A joint report of the Chamber of Automotive Manufacturers of the Philippines (Campi) and the Truck Manufacturers Association (TMA) showed that heavy trucks and buses posted the biggest growth.
The industry groups said all segments within the commercial vehicles category performed well. But Category 5, or heavy-duty trucks and buses, led the rally with a most impressive growth of nearly 98-percent year-on-year in the past three months and 87 percent for March alone. For the first quarter, heavy-duty trucks and buses sold 475 units, 179 units of which were sold in March.
According to Campi and TMA, the government’s ongoing re-fleeting program and both public and private infrastructure projects pushed the sales of this category.
Industry leaders said bus fleets plying the main streets of the National Capital Region are in need of serious refleeting, as most of them are already over 15 years old, while the ideal maximum age is 10 years.
Market leader Isuzu Philippines Corporation (IPC) earlier reported that its trucks and buses drastically contributed in the company’s own robust sales for January, as 333 units were delivered, doubling the 166 units sold in January 2015.
“The country is still experiencing a stellar economic growth,” IPC President Hajime Koso said. “We are eyeing better sales from our line-up as the year progresses. Based on the industry target, we are expecting a modest growth of about 9 percent this year, but it can be higher.”

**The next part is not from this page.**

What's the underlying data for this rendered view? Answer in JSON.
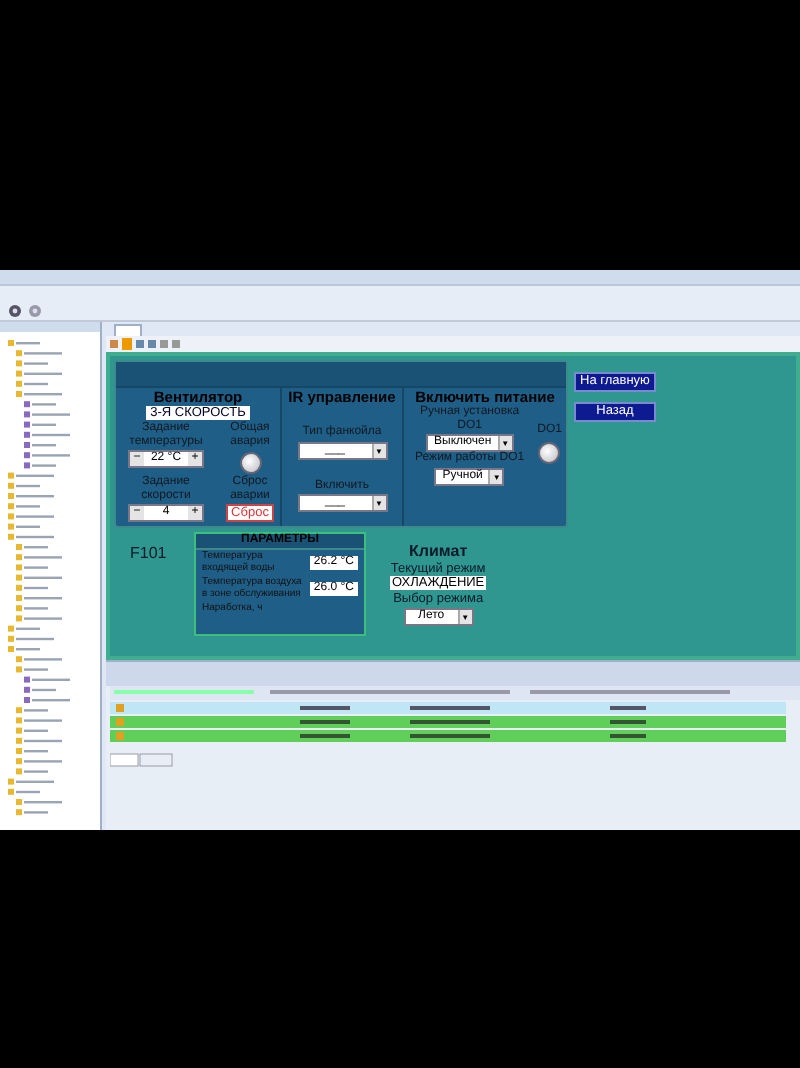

He said the forecast is based on the industry’s growth target of 15 percent for 2016.
The truck assembler’s top honcho attributed the sturdy sales especially for trucks to the upcoming election.
“Business has always been lucrative during the election season, aside from the usual business that we have,” he said, saying the campaign period is expected to boost sales of trucks and buses further.
IPC posted a record 60-percent sales growth in 2015. Despite its lower growth forecast for this year, the company jump-started its sales with a handsome 62-percent year-on-year sales growth in January.
Last September, in an effort to gain more of the commercial bus and trucking market, the Philippines’ No. 2 truck manufacturer, 40-year-old Pilipinas Hino, Inc. rebranded itself to Hino Motors Philippines Corp. (HMP). This came after the company became a joint-venture between Hino Motors, Ltd (taking 70 percent), Marubeni Corp. also of Japan (with 20 percent), and Filipino partners with the remaining 10-percent share.
IPC has the most number of sales units in the Philippines, followed by Hino, Man Automotive Concessionaires Corp., Columbian Motors Corp. (Nissan Diesel), and Mitsubishi Motors Philippines Corp.
Industry leaders believe that the government refleeting program and increased demand from the construction industry, mostly from the private sector, have mainly powered the trucks and buses industry’s sales growth.